The relationship between Jesus and his disciples in this parable— vine to branches— will become explicit in verse 5. And yet, it should already be obvious since the disciples have just heard of the Spirit’s coming whereby Jesus himself will make his home with and in them (eg Jn 14:20-23). So also the Christian is included in Jesus’ relationship to his Father, as the true vine to the gardener.
And because Jesus is the true vine his Father cultivates and tends it. Pruning is the evidence of the Gardener’s care and skill. Branches are either cut off completely and removed, or they are pruned so that they will become more fruitful. Both involve the Gardener cutting branches, but the purpose differs.
The word for ‘pruning’ (καθαίρει) is the same as the word for ‘cleaning’ in v3. Jesus’ words are the instrument of God’s horticultural care: they prune the disciples clean. They are already loved by the Father. And so, in v4, they are to ‘remain’ in Jesus. This part of the parable builds upon the idea of indwelling in Jn 14:20 (cf Jn 6:56). Remaining means to “make home”, to be anchored, to live bonded together— as vine and branch. Jesus sees this relationship as mutual indwelling. The disciple makes a conscious response to God’s indwelling by choosing also to ‘make home’ with God. It is symbiotic relationship.
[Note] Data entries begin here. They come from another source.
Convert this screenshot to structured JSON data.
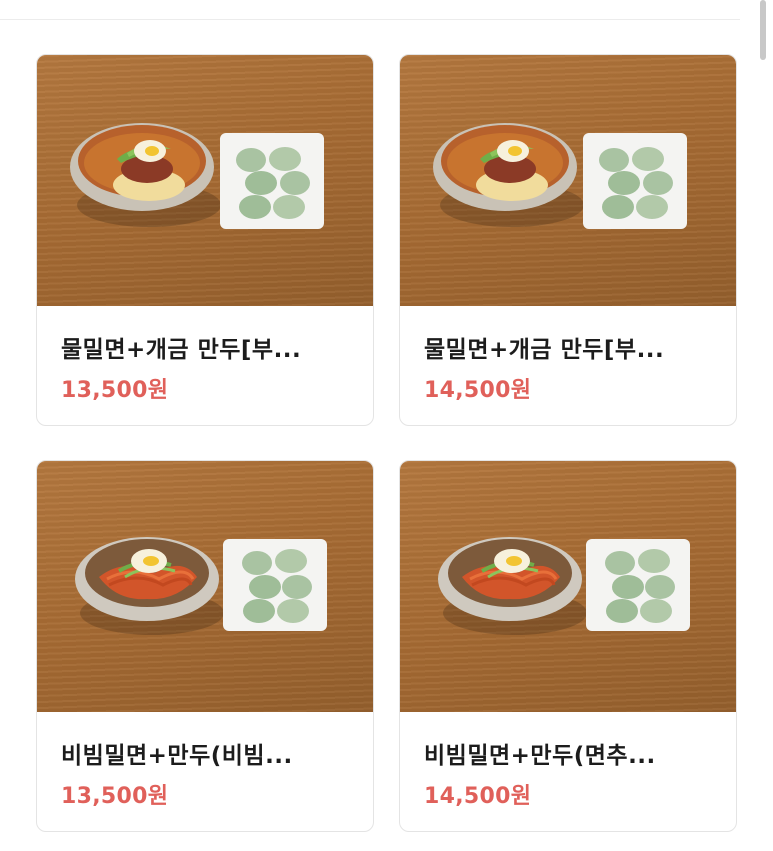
{
  "products": [
    {
      "title": "물밀면+개금 만두[부...",
      "price": "13,500원",
      "image": "mul-milmyeon-dumpling-photo"
    },
    {
      "title": "물밀면+개금 만두[부...",
      "price": "14,500원",
      "image": "mul-milmyeon-dumpling-photo"
    },
    {
      "title": "비빔밀면+만두(비빔...",
      "price": "13,500원",
      "image": "bibim-milmyeon-dumpling-photo"
    },
    {
      "title": "비빔밀면+만두(면추...",
      "price": "14,500원",
      "image": "bibim-milmyeon-dumpling-photo"
    }
  ]
}
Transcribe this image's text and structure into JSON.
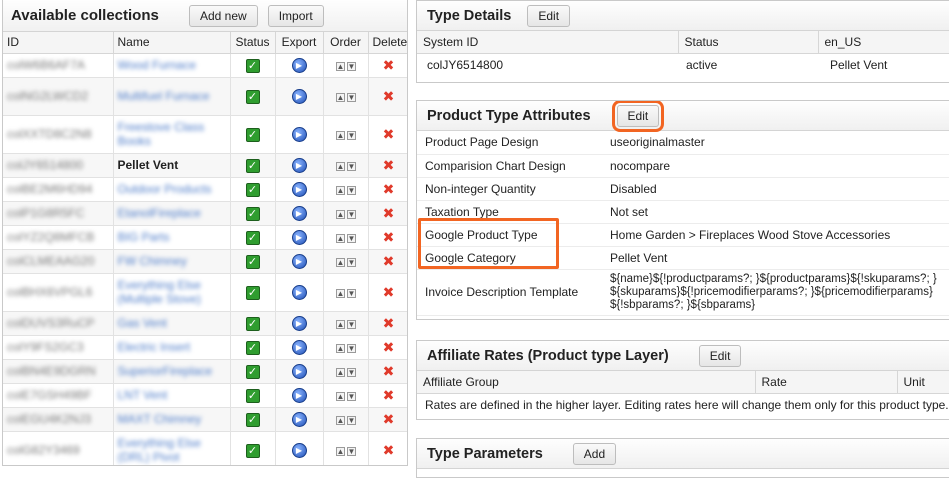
{
  "collections": {
    "title": "Available collections",
    "add_new_label": "Add new",
    "import_label": "Import",
    "columns": [
      "ID",
      "Name",
      "Status",
      "Export",
      "Order",
      "Delete"
    ],
    "rows": [
      {
        "id": "colW6B6AF7A",
        "name": "Wood Furnace",
        "blurred": true,
        "two_line": false
      },
      {
        "id": "colNG2LWCD2",
        "name": "Multifuel Furnace",
        "blurred": true,
        "two_line": true
      },
      {
        "id": "colXXTD8C2N8",
        "name": "Freestove Class Books",
        "blurred": true,
        "two_line": true
      },
      {
        "id": "colJY6514800",
        "name": "Pellet Vent",
        "blurred": true,
        "two_line": false,
        "selected": true
      },
      {
        "id": "colBE2M6HD94",
        "name": "Outdoor Products",
        "blurred": true,
        "two_line": false
      },
      {
        "id": "colP1G8R5FC",
        "name": "EtanolFireplace",
        "blurred": true,
        "two_line": false
      },
      {
        "id": "colYZ2Q8MFCB",
        "name": "BIG Parts",
        "blurred": true,
        "two_line": false
      },
      {
        "id": "colCLMEAAG20",
        "name": "FW Chimney",
        "blurred": true,
        "two_line": false
      },
      {
        "id": "colBHX6VPGL6",
        "name": "Everything Else (Multiple Stove)",
        "blurred": true,
        "two_line": true
      },
      {
        "id": "colDUVS3RuCP",
        "name": "Gas Vent",
        "blurred": true,
        "two_line": false
      },
      {
        "id": "colY9FS2GC3",
        "name": "Electric Insert",
        "blurred": true,
        "two_line": false
      },
      {
        "id": "colBN4E9DGRN",
        "name": "SuperiorFireplace",
        "blurred": true,
        "two_line": false
      },
      {
        "id": "colE7GSH49BF",
        "name": "LNT Vent",
        "blurred": true,
        "two_line": false
      },
      {
        "id": "colEGU4K2NJ3",
        "name": "MAXT Chimney",
        "blurred": true,
        "two_line": false
      },
      {
        "id": "colG82Y3469",
        "name": "Everything Else (DRL) Pivot",
        "blurred": true,
        "two_line": true
      }
    ],
    "selected_name_visible": "Pellet Vent"
  },
  "type_details": {
    "title": "Type Details",
    "edit_label": "Edit",
    "columns": [
      "System ID",
      "Status",
      "en_US"
    ],
    "row": [
      "colJY6514800",
      "active",
      "Pellet Vent"
    ]
  },
  "product_type_attributes": {
    "title": "Product Type Attributes",
    "edit_label": "Edit",
    "rows": [
      {
        "label": "Product Page Design",
        "value": "useoriginalmaster"
      },
      {
        "label": "Comparision Chart Design",
        "value": "nocompare"
      },
      {
        "label": "Non-integer Quantity",
        "value": "Disabled"
      },
      {
        "label": "Taxation Type",
        "value": "Not set"
      },
      {
        "label": "Google Product Type",
        "value": "Home Garden > Fireplaces Wood Stove Accessories"
      },
      {
        "label": "Google Category",
        "value": "Pellet Vent"
      },
      {
        "label": "Invoice Description Template",
        "value": "${name}${!productparams?; }${productparams}${!skuparams?; }${skuparams}${!pricemodifierparams?; }${pricemodifierparams}${!sbparams?; }${sbparams}"
      }
    ]
  },
  "affiliate_rates": {
    "title": "Affiliate Rates (Product type Layer)",
    "edit_label": "Edit",
    "columns": [
      "Affiliate Group",
      "Rate",
      "Unit"
    ],
    "note": "Rates are defined in the higher layer. Editing rates here will change them only for this product type."
  },
  "type_parameters": {
    "title": "Type Parameters",
    "add_label": "Add"
  },
  "colors": {
    "highlight": "#f26522",
    "link": "#4f7dc9",
    "status_check": "#2f9d2f",
    "delete": "#e03a2b"
  },
  "icons": {
    "status": "check-icon",
    "export": "export-icon",
    "order": "order-arrows-icon",
    "delete": "delete-icon"
  }
}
And so the life of Jesus’ disciple is not a casual ‘drop in / drop out’ affair. It is not something that is fit in between the other commitments of a busy life. Instead, it is the life— busy or otherwise. Some kind of ‘fruitfulness’ is usually what all the busyness of life aims to achieve. But lasting fruitfulness is brought about only when our bond with the vine is healthy, when it is carefully tended.
Try this quick thought experiment. Imagine you are a branch wanting to produce fruit. Where is your energy and attention best directed? To the far ends of your limbs— where the leafy bits are, where the fruit will ultimately be produced? Or to the other end, where you are connected to the vine, the source of all the nourishment is drawn from the soil? This parable makes it clear that our best efforts are to be directed towards our connection with the vine.
Lord Jesus, forgive me for all the times I have neglected my relationship with you for the sake of ‘busyness’. Please help me to prioritise loving you, obeying you, serving you and enjoying you above all else— even above the precious ministry opportunities that you give so that I may produce the very fruit you desire. Amen.